Über die Herausforderungen der Mittelstandsfinanzierung im aktuellen Marktumfeld sprach Marcus Lingel, Chef einer der wenigen eigentümergeführten Privatbanken in Deutschland, im Interview.

WirtschaftsKurier: Herr Lingel, die Merkur Bank ist mit höheren Gewinnen und wachsendem Geschäft in dieses Jahr gestartet. Welches sind die Erfolgsfaktoren Ihres Hauses?

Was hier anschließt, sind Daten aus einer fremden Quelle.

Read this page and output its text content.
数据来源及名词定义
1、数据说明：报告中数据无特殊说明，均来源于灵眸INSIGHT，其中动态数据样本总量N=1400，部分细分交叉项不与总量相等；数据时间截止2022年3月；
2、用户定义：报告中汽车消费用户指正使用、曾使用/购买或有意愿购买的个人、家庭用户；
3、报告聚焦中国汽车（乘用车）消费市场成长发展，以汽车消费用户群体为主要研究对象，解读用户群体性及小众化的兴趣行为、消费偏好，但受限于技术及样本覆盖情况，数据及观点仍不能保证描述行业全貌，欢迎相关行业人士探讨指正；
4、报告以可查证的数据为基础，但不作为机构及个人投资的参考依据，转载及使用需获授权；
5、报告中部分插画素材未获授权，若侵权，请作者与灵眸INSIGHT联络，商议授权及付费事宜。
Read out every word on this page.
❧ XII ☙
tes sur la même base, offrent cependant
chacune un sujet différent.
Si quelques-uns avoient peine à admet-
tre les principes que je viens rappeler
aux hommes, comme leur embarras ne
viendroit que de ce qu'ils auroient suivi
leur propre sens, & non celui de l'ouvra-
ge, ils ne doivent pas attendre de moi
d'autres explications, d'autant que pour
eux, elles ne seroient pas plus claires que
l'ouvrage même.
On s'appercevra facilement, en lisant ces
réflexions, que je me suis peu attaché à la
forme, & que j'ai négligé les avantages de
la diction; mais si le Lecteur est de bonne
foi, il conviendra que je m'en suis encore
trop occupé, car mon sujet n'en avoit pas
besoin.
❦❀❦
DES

Marcus Lingel: Unser Erfolgsgeheimnis liegt im Geschäftsmo-dell und der persönlichen Eigentümerschaft. Wir haben nie Eigenhandel oder Spekulationen betrieben: keine Lehman-Wertpapiere, keine amerikanischen Kreditpakete, keine Länderrisiken. Die Merkur Bank baut in den Geschäftsbereichen Privat- und Firmenkunden, in denen sie breit aufgestellt ist, sowie bei der Immobilien-Zwischenfinanzierung gezielt in ihren Regionen Kundenbeziehungen auf. Hinzu kommt der Geschäftsbereich Leasing, wo wir bundesweit mittelständische Leasinggesellschaften refinanzieren. Ehrliche und langfristige Beziehungen sind maßgeblicher Bestandteil unserer Unternehmenskultur. Das kommt beim Kunden an und damit heben wir uns vom Wettbewerb ab. Wir haben auch 2012 wieder kräftig in unsere regionalen Schwerpunkte Bayern, Sachsen und Thüringen investiert.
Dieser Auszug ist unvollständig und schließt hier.